Si la ley de las revoluciones del XVIII, revoluciones que nacen en la periferia que van al centro (del imperio colonial a la metrópoli, de la provincia francesa a París), se traduce hoy, el vector de Túnez debería apuntar hacia el nuevo centro mundial desplazado hacia oriente: hacia China, con su enorme clase obrera. ¿Una China con una demografía anciana, en el papel de revolucionaria? Por qué no: La revolución es lo impensable por definición, ¿Quién imaginaba la abolición de la monarquía en 1789, o aún más, la abolición de la esclavitud, motor de la economía-mundo, por los diputados en 1794?

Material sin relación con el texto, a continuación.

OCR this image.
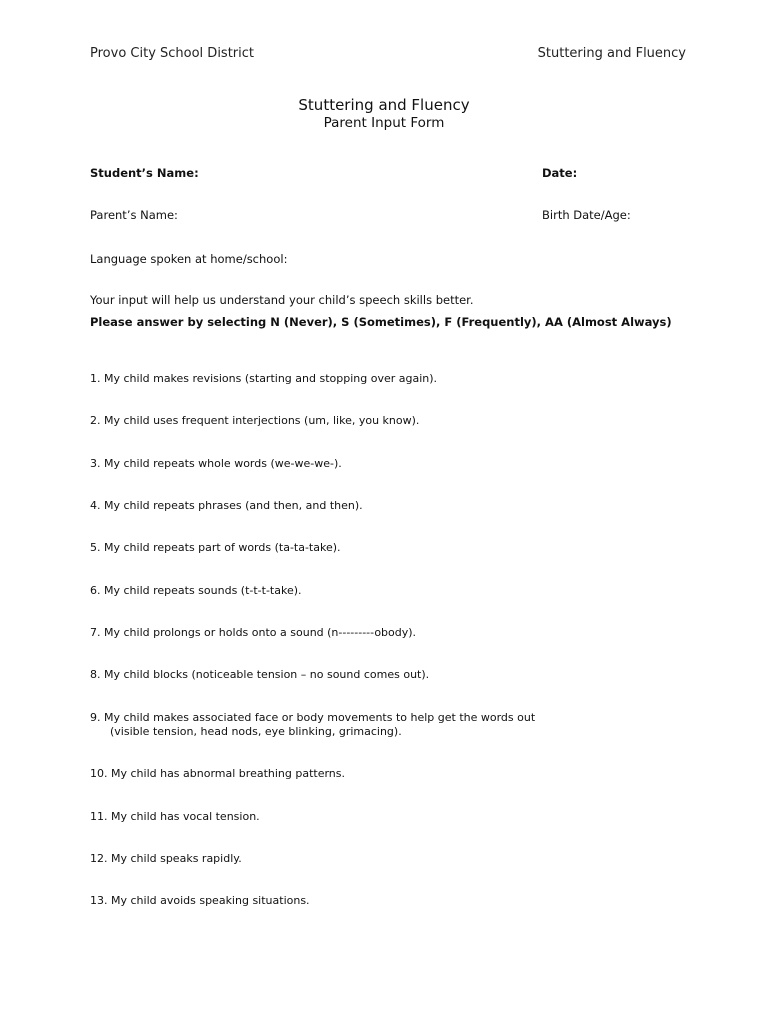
Provo City School District	Stuttering and Fluency
Stuttering and Fluency
Parent Input Form
Student’s Name:	Date:
Parent’s Name:	Birth Date/Age:
Language spoken at home/school:
Your input will help us understand your child’s speech skills better.
Please answer by selecting N (Never), S (Sometimes), F (Frequently), AA (Almost Always)
1. My child makes revisions (starting and stopping over again).
2. My child uses frequent interjections (um, like, you know).
3. My child repeats whole words (we-we-we-).
4. My child repeats phrases (and then, and then).
5. My child repeats part of words (ta-ta-take).
6. My child repeats sounds (t-t-t-take).
7. My child prolongs or holds onto a sound (n---------obody).
8. My child blocks (noticeable tension – no sound comes out).
9. My child makes associated face or body movements to help get the words out
(visible tension, head nods, eye blinking, grimacing).
10. My child has abnormal breathing patterns.
11. My child has vocal tension.
12. My child speaks rapidly.
13. My child avoids speaking situations.
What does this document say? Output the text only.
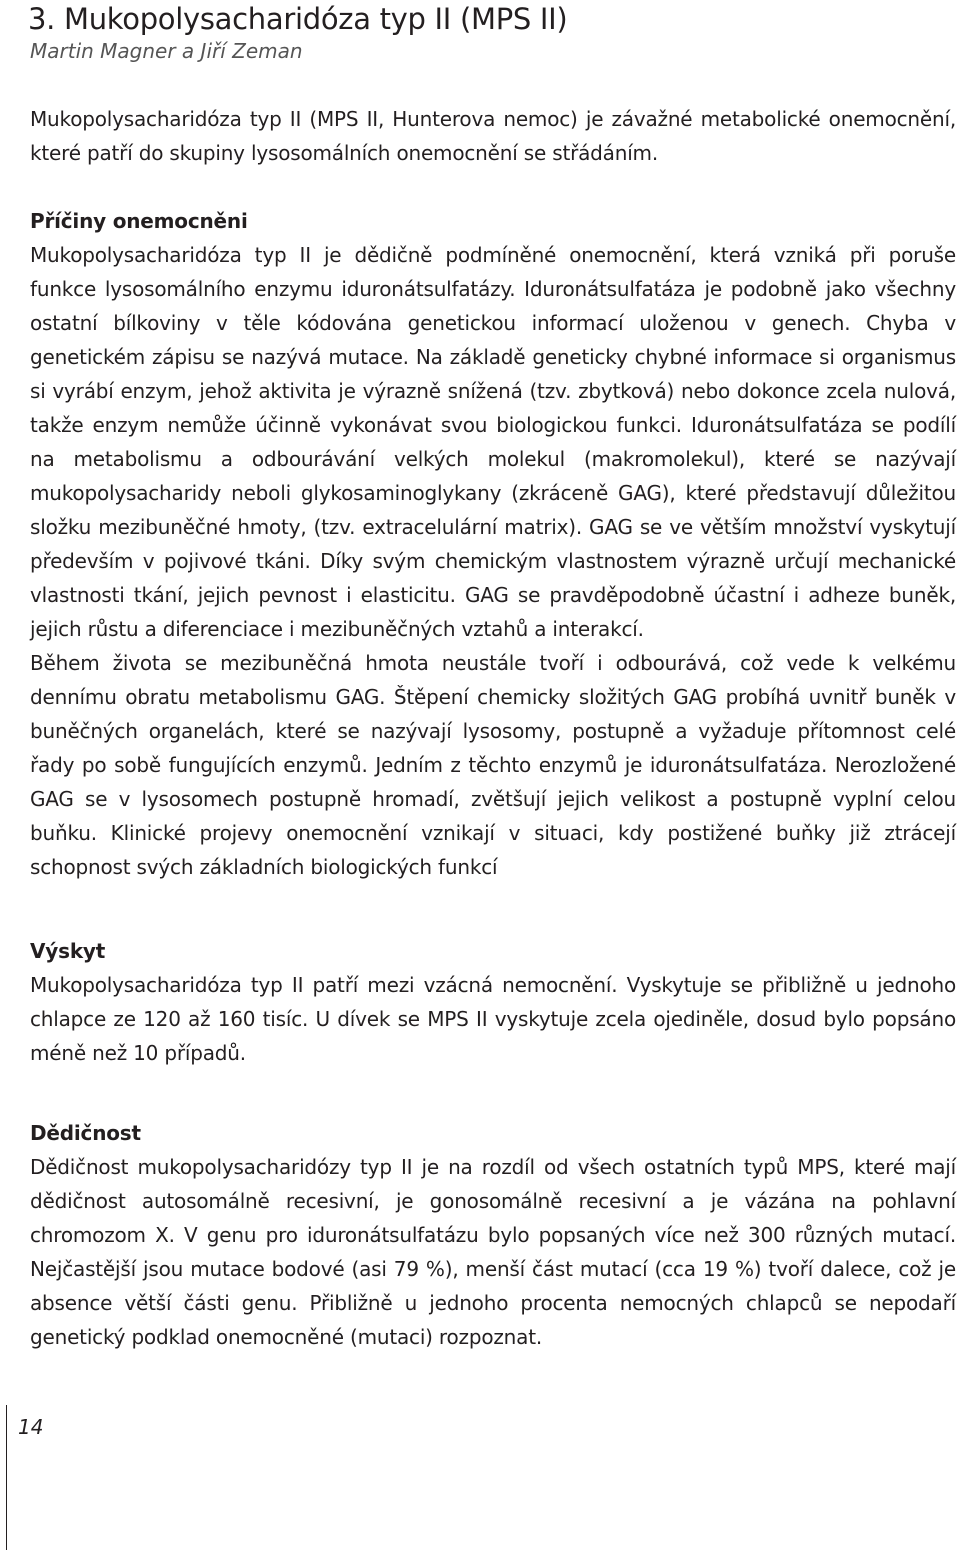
3. Mukopolysacharidóza typ II (MPS II)
Martin Magner a Jiří Zeman

Mukopolysacharidóza typ II (MPS II, Hunterova nemoc) je závažné metabolické onemocnění, které patří do skupiny lysosomálních onemocnění se střádáním.

Příčiny onemocněni

Mukopolysacharidóza typ II je dědičně podmíněné onemocnění, která vzniká při poruše funkce lysosomálního enzymu iduronátsulfatázy. Iduronátsulfatáza je podobně jako všechny ostatní bílkoviny v těle kódována genetickou informací uloženou v genech. Chyba v genetickém zápisu se nazývá mutace. Na základě geneticky chybné informace si organismus si vyrábí enzym, jehož aktivita je výrazně snížená (tzv. zbytková) nebo dokonce zcela nulová, takže enzym nemůže účinně vykonávat svou biologickou funkci. Iduronátsulfatáza se podílí na metabolismu a odbourávání velkých molekul (makromolekul), které se nazývají mukopolysacharidy neboli glykosaminoglykany (zkráceně GAG), které představují důležitou složku mezibuněčné hmoty, (tzv. extracelulární matrix). GAG se ve větším množství vyskytují především v pojivové tkáni. Díky svým chemickým vlastnostem výrazně určují mechanické vlastnosti tkání, jejich pevnost i elasticitu. GAG se pravděpodobně účastní i adheze buněk, jejich růstu a diferenciace i mezibuněčných vztahů a interakcí.

Během života se mezibuněčná hmota neustále tvoří i odbourává, což vede k velkému dennímu obratu metabolismu GAG. Štěpení chemicky složitých GAG probíhá uvnitř buněk v buněčných organelách, které se nazývají lysosomy, postupně a vyžaduje přítomnost celé řady po sobě fungujících enzymů. Jedním z těchto enzymů je iduronátsulfatáza. Nerozložené GAG se v lysosomech postupně hromadí, zvětšují jejich velikost a postupně vyplní celou buňku. Klinické projevy onemocnění vznikají v situaci, kdy postižené buňky již ztrácejí schopnost svých základních biologických funkcí

Výskyt

Mukopolysacharidóza typ II patří mezi vzácná nemocnění. Vyskytuje se přibližně u jednoho chlapce ze 120 až 160 tisíc. U dívek se MPS II vyskytuje zcela ojediněle, dosud bylo popsáno méně než 10 případů.

Dědičnost

Dědičnost mukopolysacharidózy typ II je na rozdíl od všech ostatních typů MPS, které mají dědičnost autosomálně recesivní, je gonosomálně recesivní a je vázána na pohlavní chromozom X. V genu pro iduronátsulfatázu bylo popsaných více než 300 různých mutací. Nejčastější jsou mutace bodové (asi 79 %), menší část mutací (cca 19 %) tvoří dalece, což je absence větší části genu. Přibližně u jednoho procenta nemocných chlapců se nepodaří genetický podklad onemocněné (mutaci) rozpoznat.

14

Pensar lo impensable supone abrirse a escenarios como el de una población vieja radicalizada en Europa por el deterioro/abolición de las pensiones actualmente en curso. Es el momento de los yayoflautas: “Viejos bien conservados por los progresos de la ciencia, ¿se dejarán desposeer, o se sumarán a los jóvenes estigmatizados y sin futuro de la periferia urbana?”, se preguntaba Serna. ¿Una revolución europea contra la UE neoliberal sin que exista pueblo europeo? “Tampoco existía el pueblo francés en 1789. Lo inventaron”, decía Serna. Solo la imaginación, la audacia y el sueño permiten tantear y anticipar lo que por definición es siempre inesperado.